I spent the whole week trying to figure out what the soul meant to me. Walking to classes, distracted moments while doing homework, in the shower, cooking dinner, and nothing, and I mean nothing, came to me. Part of the reason for this mental block was due to not knowing what part of the body I should depict. Was the soul in the head? The eyes? The chest? A lung? The abdomen? I had no idea. I knew I was probably going to do something with words, or maybe draw part of the body made up of art materials, but nothing deep about my personal philosophy was bubbling to the surface.
By Thursday night I was getting kind of worried. Normally I know what I’m going to do for my art homework by then and I spend Friday night or Saturday morning working on it. It wasn’t until I went to the Meet and Eat sponsored by CCSJ that I had an inkling of what I saw as the human soul.
The Meet and Eat is a dinner held by CCSJ in conjunction with various Baltimore agencies which help the homeless get back on their feet. Last year I went with my Alpha class, and again this year as an aide. It was fantastic both times. Students get to meet new people, talk about their experiences, eat good (and free!) food, listen to the Belles and Chimes, enjoy the open mic aspect, and participate in a reflection at the end.
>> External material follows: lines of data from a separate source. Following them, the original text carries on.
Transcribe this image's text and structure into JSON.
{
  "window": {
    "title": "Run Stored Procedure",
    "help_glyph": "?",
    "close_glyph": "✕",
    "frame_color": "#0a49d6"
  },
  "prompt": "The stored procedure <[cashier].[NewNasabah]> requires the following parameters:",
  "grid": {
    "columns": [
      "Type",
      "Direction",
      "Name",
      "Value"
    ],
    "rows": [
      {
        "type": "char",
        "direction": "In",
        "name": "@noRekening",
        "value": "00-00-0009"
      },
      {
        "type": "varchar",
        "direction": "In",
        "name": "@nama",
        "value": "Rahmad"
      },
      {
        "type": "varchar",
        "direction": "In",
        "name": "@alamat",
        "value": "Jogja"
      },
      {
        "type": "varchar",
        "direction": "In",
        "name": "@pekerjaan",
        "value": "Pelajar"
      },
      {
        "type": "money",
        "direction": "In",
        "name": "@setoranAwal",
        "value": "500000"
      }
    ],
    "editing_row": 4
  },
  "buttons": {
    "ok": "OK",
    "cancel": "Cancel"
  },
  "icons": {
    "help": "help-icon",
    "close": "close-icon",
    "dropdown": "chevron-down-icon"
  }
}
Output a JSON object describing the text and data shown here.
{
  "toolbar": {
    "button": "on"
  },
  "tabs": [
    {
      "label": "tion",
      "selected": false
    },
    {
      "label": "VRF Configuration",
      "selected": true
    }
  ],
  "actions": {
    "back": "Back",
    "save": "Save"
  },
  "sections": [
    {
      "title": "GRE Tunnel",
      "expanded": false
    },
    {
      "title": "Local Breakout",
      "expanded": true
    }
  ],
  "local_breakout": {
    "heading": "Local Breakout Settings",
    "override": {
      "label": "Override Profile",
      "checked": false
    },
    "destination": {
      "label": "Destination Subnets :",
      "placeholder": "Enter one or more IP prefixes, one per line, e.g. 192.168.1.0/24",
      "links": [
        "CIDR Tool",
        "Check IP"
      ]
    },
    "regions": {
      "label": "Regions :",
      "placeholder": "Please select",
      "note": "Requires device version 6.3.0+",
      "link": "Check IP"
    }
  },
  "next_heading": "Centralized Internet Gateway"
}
As I listened to the guests read their own poetry and the accomplishments or memories they shared, I realized that part of human consciousness is about understanding. We seek recognition in others and require empathy to live our life to the best of our ability. We aren’t robots who are given direct instructions on how to function, instead we have choices and it’s that free will which shapes our souls.
I quickly sketched out some ideas during the dinner and the next day spent some time on the porch of Humanities continuing those thoughts. Confession: I had some help from Wikipedia to jump start that process. Sometimes reading other opinions helps me formulate my own.
After coming to the conclusion that words would be the best representation of my concept of the soul, I still had to figure out where it “lived” in the body. Memories of drawing the ribcage quickly moved me in the direction of the skull. How hard can that be, right?
The human skull is way more complex than it looks. In the end, here’s what I cam up with:
I erased most of the lines and inked it the next day:
Then added shape by crosshatching and highlights with white conte crayon:
I never thought I’d have to do literal soul searching for an art class, or any class for that matter. It seems Loyola’s professors have a goal of challenging me weekly this year. From art to philosophy they have me asking questions of myself I normally wouldn’t consider relevant to the class.
The best part? I’m actually starting to enjoy it.